Windows Domain

 in Windows  tagged network / domain by

Wikipedia begins to describe a Windows domain the following way: “A Windows domain is a form of a computer network in which all user accounts, computers, printers and other security principals, are registered with a central database located on one or more clusters of central computers known as domain controllers. Authentication takes place on domain controllers.”

If a company has a local area network with a Windows domain, workstation users will log on to the network to gain access to network resources by logging on to one of the available domain controllers. Here, the term domain has nothing to do with Internet domains or Internet domain names. The two meanings of domain are different.

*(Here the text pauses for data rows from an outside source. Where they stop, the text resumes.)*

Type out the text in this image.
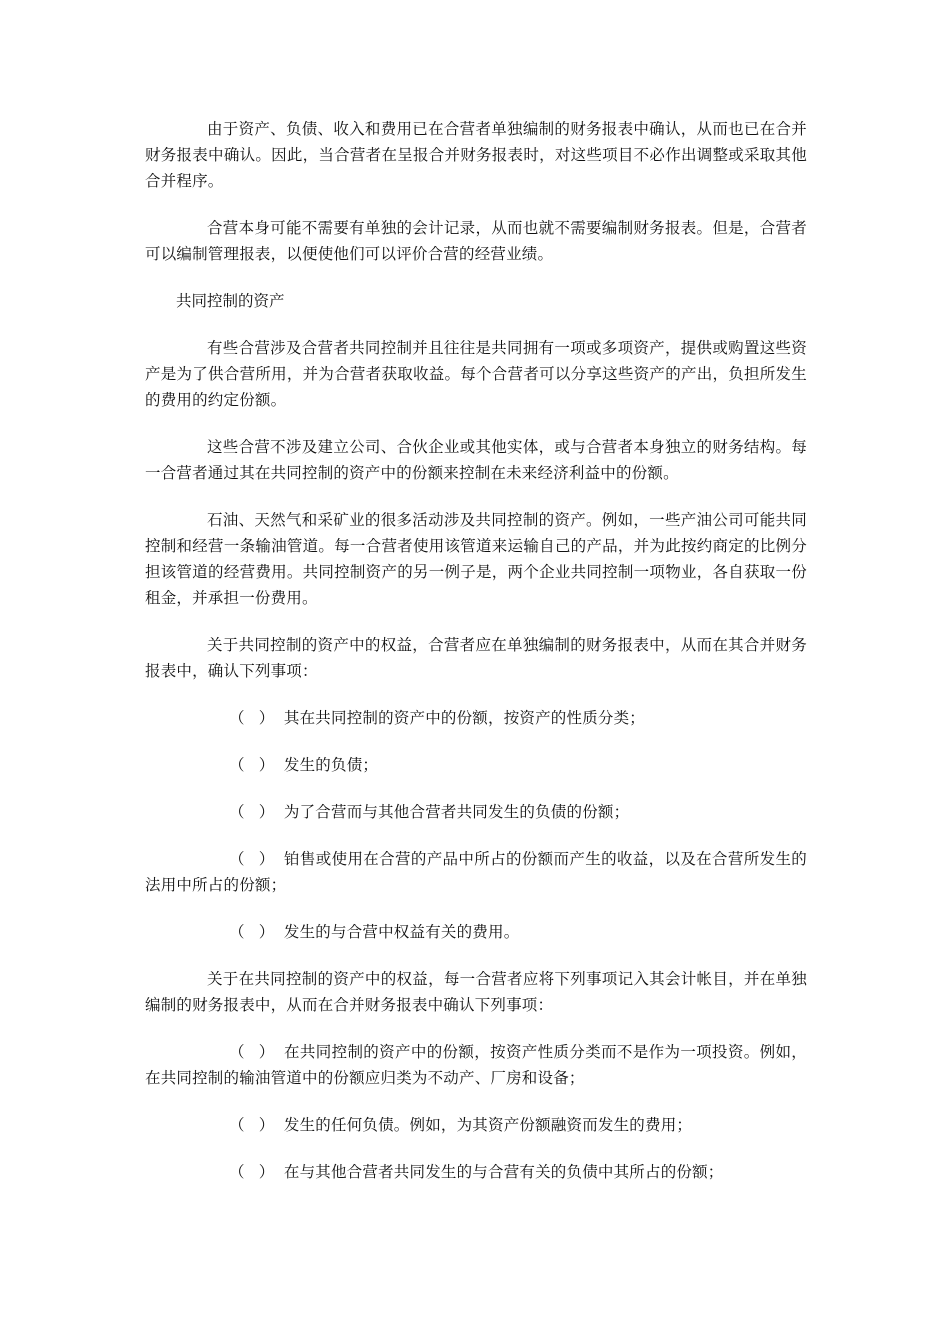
由于资产、负债、收入和费用已在合营者单独编制的财务报表中确认，从而也已在合并财务报表中确认。因此，当合营者在呈报合并财务报表时，对这些项目不必作出调整或采取其他合并程序。

合营本身可能不需要有单独的会计记录，从而也就不需要编制财务报表。但是，合营者可以编制管理报表，以便使他们可以评价合营的经营业绩。

共同控制的资产

有些合营涉及合营者共同控制并且往往是共同拥有一项或多项资产，提供或购置这些资产是为了供合营所用，并为合营者获取收益。每个合营者可以分享这些资产的产出，负担所发生的费用的约定份额。

这些合营不涉及建立公司、合伙企业或其他实体，或与合营者本身独立的财务结构。每一合营者通过其在共同控制的资产中的份额来控制在未来经济利益中的份额。

石油、天然气和采矿业的很多活动涉及共同控制的资产。例如，一些产油公司可能共同控制和经营一条输油管道。每一合营者使用该管道来运输自己的产品，并为此按约商定的比例分担该管道的经营费用。共同控制资产的另一例子是，两个企业共同控制一项物业，各自获取一份租金，并承担一份费用。

关于共同控制的资产中的权益，合营者应在单独编制的财务报表中，从而在其合并财务报表中，确认下列事项：

（ ） 其在共同控制的资产中的份额，按资产的性质分类；

（ ） 发生的负债；

（ ） 为了合营而与其他合营者共同发生的负债的份额；

（ ） 铂售或使用在合营的产品中所占的份额而产生的收益，以及在合营所发生的法用中所占的份额；

（ ） 发生的与合营中权益有关的费用。

关于在共同控制的资产中的权益，每一合营者应将下列事项记入其会计帐目，并在单独编制的财务报表中，从而在合并财务报表中确认下列事项：

（ ） 在共同控制的资产中的份额，按资产性质分类而不是作为一项投资。例如，在共同控制的输油管道中的份额应归类为不动产、厂房和设备；

（ ） 发生的任何负债。例如，为其资产份额融资而发生的费用；

（ ） 在与其他合营者共同发生的与合营有关的负债中其所占的份额；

Principal (computer security)

What is a principal? A principal, in computer security, as Wikipedia says: “is an entity that can be authenticated by a computer system or network. It is referred to as a security principal in Java and Microsoft literature. Principals can be individual people, computers, services, computational entities such as processes and threads, or any group of such things. They need to be identified and authenticated before they can be assigned rights and privileges over resources in the network. A principal typically has an associated identifier (such as a security identifier) that allows it to be referenced for identification or assignment of properties and permissions.”

Let’s back up a bit.

Network Operating System

A Windows domain is part of the client-server model of the network operating system. Peer-to-peer is the other model. What is a network operating system? As Wikipedia puts it: “The term network operating system is used to refer to two rather different concepts:”

  • A specialized operating system for a network device such as a router, switch or firewall.
  • An operating system oriented to computer networking, to allow shared file and printer access among multiple computers in a network, to enable the sharing of data, users, groups, security, applications, and other networking functions. Typically over a local area network (LAN), or private network. This sense is now largely historical, as common operating systems generally now have such features included.